Una tarde especialmente calurosa, mientras veía corretear al perro en el parque, se sentó bajo la sombra de un pino, cogió el teléfono y lo llamó. Hacía ya semana y media de su partida. El teléfono estaba apagado o fuera de cobertura. Cuándo él le devolvió la llamada un rato después, ella estaba tomando algo en una terraza con el perro sentado al lado. Silenció el móvil y continuó saboreando la cerveza fría y las bravas.
Al llegar al piso dejó las llaves en el cuenco que había en el mueble del recibidor. Al lado tenían una foto de los dos entrando juntos al ático. Observó que ambos tenían una sonrisa extraña, que no era alegre ni falsa, y pensó que también era raro que no lo hubiera notado antes.
Pasó otra semana. Su vida era un ciclo que se repetía cada día de lunes a viernes. Trabajar, pasear al perro, cenar y dormir. Los sábados y domingos dormía hasta que el calor se lo permitía y después se refrescaba con la manguera en la terraza. No salía ni a la piscina municipal.

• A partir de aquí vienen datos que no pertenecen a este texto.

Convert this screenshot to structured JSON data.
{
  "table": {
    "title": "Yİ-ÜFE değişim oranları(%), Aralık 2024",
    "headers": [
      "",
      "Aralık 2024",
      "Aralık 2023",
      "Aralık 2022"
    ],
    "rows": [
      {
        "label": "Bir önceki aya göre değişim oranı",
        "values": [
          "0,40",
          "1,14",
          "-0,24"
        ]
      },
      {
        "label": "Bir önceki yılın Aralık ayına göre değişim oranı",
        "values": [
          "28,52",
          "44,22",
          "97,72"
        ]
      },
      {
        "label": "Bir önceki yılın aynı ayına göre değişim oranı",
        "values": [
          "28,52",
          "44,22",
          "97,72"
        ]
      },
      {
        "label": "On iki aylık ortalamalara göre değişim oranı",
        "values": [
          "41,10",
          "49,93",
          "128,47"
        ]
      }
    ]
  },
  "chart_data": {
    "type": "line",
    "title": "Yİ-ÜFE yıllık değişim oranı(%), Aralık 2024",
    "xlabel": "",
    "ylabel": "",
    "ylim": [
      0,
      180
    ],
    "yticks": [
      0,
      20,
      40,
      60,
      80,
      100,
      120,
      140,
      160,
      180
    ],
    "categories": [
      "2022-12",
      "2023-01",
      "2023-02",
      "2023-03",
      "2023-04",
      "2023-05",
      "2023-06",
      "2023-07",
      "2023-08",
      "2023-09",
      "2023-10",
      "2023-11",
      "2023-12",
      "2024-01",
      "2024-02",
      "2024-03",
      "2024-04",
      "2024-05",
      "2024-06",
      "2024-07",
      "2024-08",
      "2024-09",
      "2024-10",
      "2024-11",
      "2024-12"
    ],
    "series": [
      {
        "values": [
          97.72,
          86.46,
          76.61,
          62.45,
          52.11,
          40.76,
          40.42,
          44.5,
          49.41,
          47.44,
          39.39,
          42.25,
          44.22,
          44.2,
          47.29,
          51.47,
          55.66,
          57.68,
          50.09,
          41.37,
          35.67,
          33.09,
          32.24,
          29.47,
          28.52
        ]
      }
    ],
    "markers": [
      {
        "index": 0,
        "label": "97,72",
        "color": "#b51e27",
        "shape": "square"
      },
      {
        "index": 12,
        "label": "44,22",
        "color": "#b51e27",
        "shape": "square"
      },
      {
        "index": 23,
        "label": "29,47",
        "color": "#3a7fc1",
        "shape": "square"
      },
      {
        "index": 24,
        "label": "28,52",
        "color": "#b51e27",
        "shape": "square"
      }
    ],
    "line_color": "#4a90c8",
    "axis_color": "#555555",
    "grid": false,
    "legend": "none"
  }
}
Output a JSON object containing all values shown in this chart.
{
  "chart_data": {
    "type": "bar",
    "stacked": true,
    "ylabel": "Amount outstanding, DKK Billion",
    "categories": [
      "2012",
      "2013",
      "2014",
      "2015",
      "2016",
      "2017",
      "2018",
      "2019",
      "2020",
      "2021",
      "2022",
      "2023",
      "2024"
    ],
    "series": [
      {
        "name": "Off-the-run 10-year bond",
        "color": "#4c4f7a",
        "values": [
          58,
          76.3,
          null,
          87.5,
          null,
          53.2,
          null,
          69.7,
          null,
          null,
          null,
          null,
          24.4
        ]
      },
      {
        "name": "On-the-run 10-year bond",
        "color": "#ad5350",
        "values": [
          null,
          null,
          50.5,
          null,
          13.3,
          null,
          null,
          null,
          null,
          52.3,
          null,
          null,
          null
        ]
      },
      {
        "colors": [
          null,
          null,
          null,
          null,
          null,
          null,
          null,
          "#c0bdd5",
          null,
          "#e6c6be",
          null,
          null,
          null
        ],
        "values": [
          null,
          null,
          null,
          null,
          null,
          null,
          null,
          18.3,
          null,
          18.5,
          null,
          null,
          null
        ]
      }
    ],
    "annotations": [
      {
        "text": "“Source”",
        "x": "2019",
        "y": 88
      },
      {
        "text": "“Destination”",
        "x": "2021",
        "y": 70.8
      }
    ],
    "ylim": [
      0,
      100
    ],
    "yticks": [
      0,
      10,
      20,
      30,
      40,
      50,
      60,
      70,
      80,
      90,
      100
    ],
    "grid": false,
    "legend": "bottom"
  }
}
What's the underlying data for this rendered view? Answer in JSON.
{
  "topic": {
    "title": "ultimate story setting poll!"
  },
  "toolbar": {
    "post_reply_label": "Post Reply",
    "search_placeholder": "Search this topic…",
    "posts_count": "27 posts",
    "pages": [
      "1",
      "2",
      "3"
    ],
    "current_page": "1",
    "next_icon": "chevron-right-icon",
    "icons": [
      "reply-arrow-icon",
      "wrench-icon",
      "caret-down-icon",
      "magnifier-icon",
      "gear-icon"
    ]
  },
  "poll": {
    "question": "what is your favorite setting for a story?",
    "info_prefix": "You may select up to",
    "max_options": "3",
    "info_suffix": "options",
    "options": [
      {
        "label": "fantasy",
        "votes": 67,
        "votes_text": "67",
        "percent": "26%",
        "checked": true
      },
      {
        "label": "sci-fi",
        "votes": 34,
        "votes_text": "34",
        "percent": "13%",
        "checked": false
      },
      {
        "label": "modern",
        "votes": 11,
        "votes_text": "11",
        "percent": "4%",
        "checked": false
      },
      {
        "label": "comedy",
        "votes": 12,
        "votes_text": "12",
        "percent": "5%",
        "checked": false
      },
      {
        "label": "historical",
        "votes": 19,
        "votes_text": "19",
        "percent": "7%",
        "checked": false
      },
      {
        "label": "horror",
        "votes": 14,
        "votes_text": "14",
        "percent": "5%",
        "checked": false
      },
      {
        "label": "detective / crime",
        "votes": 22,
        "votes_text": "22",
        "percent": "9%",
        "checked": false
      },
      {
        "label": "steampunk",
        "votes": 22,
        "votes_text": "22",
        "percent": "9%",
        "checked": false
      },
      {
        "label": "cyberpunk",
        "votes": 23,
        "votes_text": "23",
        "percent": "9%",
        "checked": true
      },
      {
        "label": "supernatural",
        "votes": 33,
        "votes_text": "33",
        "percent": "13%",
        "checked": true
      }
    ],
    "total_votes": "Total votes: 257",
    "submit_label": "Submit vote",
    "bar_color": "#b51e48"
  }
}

En una ocasión no pudieron dar el paseo habitual debido a una tormenta. Miró al perro que estaba tumbado en una toalla vieja que ella le había colocado en el salón. Golpeó dos veces con la mano el asiento del sofá, a su lado. El perro se subió al mismo por primera vez, apoyó la cabeza en su regazo, y la miró arqueando las cejas.
La noche siguiente el animal se acurrucó en el sofá sin que nadie lo llamara, mientras ella tomaba un helado y veía la tele. Cuando se fue a acostar, el perro la siguió y se subió a la cama, estirándose en toda su largura a su lado. Moviendo suavemente la cola abanicó sus pies hasta que ella concilió el sueño.
Algo caliente y húmedo en su frente la despertó horas después. El perro la estaba lamiendo a la vez que apoyaba la pata en su cuello. Al notarla despierta, el perro se inquietó, retiró su pata y comenzó a tocar con su hocico las mejillas de ella, moviéndolo arriba y abajo repetidamente, como si la estuviera olisqueando. Ella lo acarició en la cabeza y por detrás de las orejas con parsimonia, con actitud ausente.
Otra noche abrió la nevera para prepararse la cena. Los tomates frescos comprados esa misma tarde contrastaban con los restos de comida china que aún seguían ahí, putrefactos, abandonados en un lugar que no les correspondía.
Cuando terminó la ensalada de tomate, miró embobada la previsión del tiempo que siempre comentaba con él, a la vez que cogía maquinalmente el cojín que estaba a su lado y lo apretaba contra el pecho. Casi sin darse cuenta se encontró mordiéndolo con furia hasta rasgar la funda de tela. Lo tiró luego en mitad del salón y apagó la televisión. Todavía tenía hambre.

Un día antes que él volviera, ella le dejó una nota en el salón: “Me voy. Me llevo al perro. Ya vendré a por mis cosas.”
Dejó su maleta en el suelo al otro lado de la puerta, la cerró con llave y apoyó la frente en la misma. Le faltaba el aire. Cuando levantó la cafeza y la giró, vio el perro sentado en el suelo, que movía la cola mientras clavaba sus ojos marrones en ella. El ascensor tardó una eternidad en subir. Las puertas se zarandearon tanto al abrirse que parecieron desencajarse.